Interestingly, following the education session, the agreement was one level higher for all of the criteria except orientation in the senior residents; however, there was no improvement in the degree of agreement for the six criteria in the junior residents. The agreement for the final category was one level higher in the senior residents after the education session, yet the degree of agreement was still only fair. These data imply that a single education session was not adequate to improve the agreement level and performance of the residents. Therefore, we suggest that attending radiologists need a more careful review and confirmation of the preliminary interpretation. The successful training of residents would appear to require clinical experience through the practice of breast US, continuous consensus reading, and steady feedback and correlation between US findings and the pathology results.

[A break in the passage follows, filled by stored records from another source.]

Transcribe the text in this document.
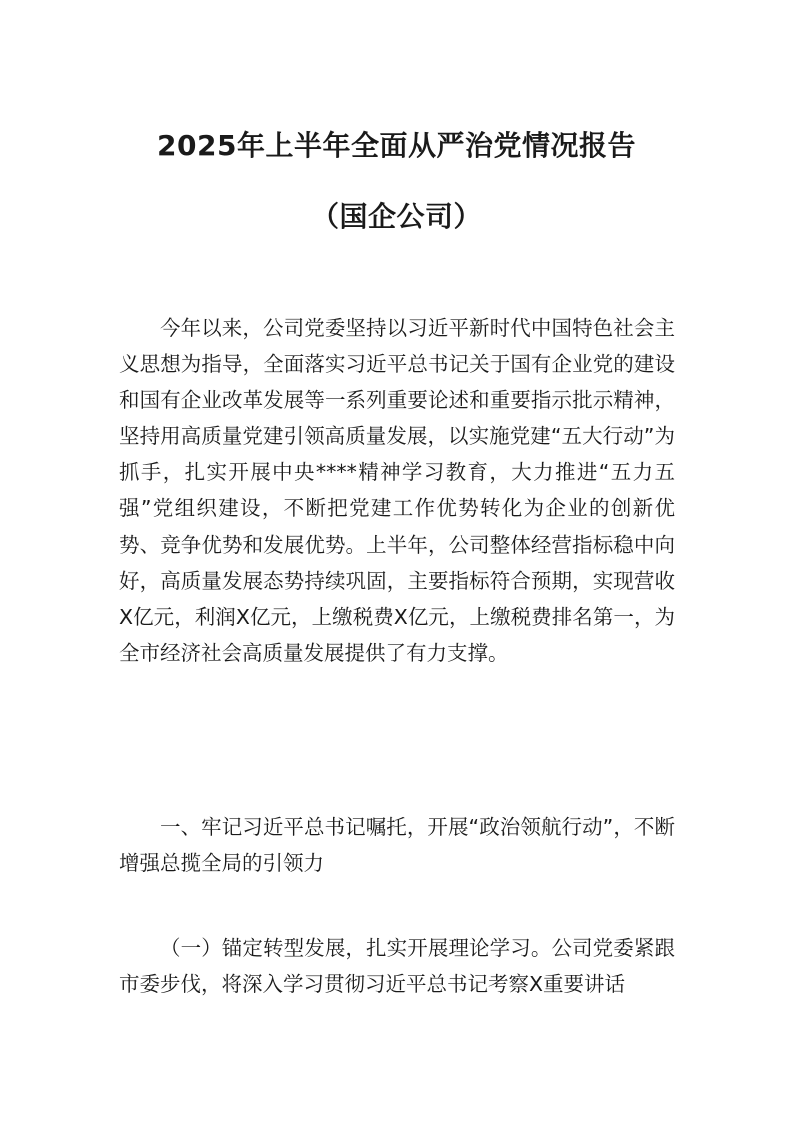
2025年上半年全面从严治党情况报告
（国企公司）

今年以来，公司党委坚持以习近平新时代中国特色社会主义思想为指导，全面落实习近平总书记关于国有企业党的建设和国有企业改革发展等一系列重要论述和重要指示批示精神，坚持用高质量党建引领高质量发展，以实施党建“五大行动”为抓手，扎实开展中央****精神学习教育，大力推进“五力五强”党组织建设，不断把党建工作优势转化为企业的创新优势、竞争优势和发展优势。上半年，公司整体经营指标稳中向好，高质量发展态势持续巩固，主要指标符合预期，实现营收X亿元，利润X亿元，上缴税费X亿元，上缴税费排名第一，为全市经济社会高质量发展提供了有力支撑。

一、牢记习近平总书记嘱托，开展“政治领航行动”，不断增强总揽全局的引领力

（一）锚定转型发展，扎实开展理论学习。公司党委紧跟市委步伐，将深入学习贯彻习近平总书记考察X重要讲话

Our study had several limitations. First, this study included only benign masses that underwent biopsies. Thus, typical ‘probably benign’ or ‘benign’ lesions on US findings were not included in our study; this exclusion may have led to lower specificity. In real clinics, the specificity may be higher. Second, readers did not actually operate the ultrasonic equipment themselves, and were instead provided by at least two static US images. We think it is very difficult to measure performance discrepancy. Thus, we divided faculty members, senior residents and junior residents into three subgroups, and then we analyzed inter-observer agreement and ROC curves for each subgroups. Finally, there was selection bias because only images particularly chosen by an investigator were evaluated. Our results are limited due to our small sample size. Additional studies are required with a larger series of patients.

Our study showed that the reader agreement for sonographic BIRADS lexicon was higher among faculty radiologists than among residents. In addition, there was significantly higher diagnostic accuracy for the faculty members when compared to the senior and junior residents. Therefore, we recommend continued professional resident training to improve the degree of agreement and performance for breast US.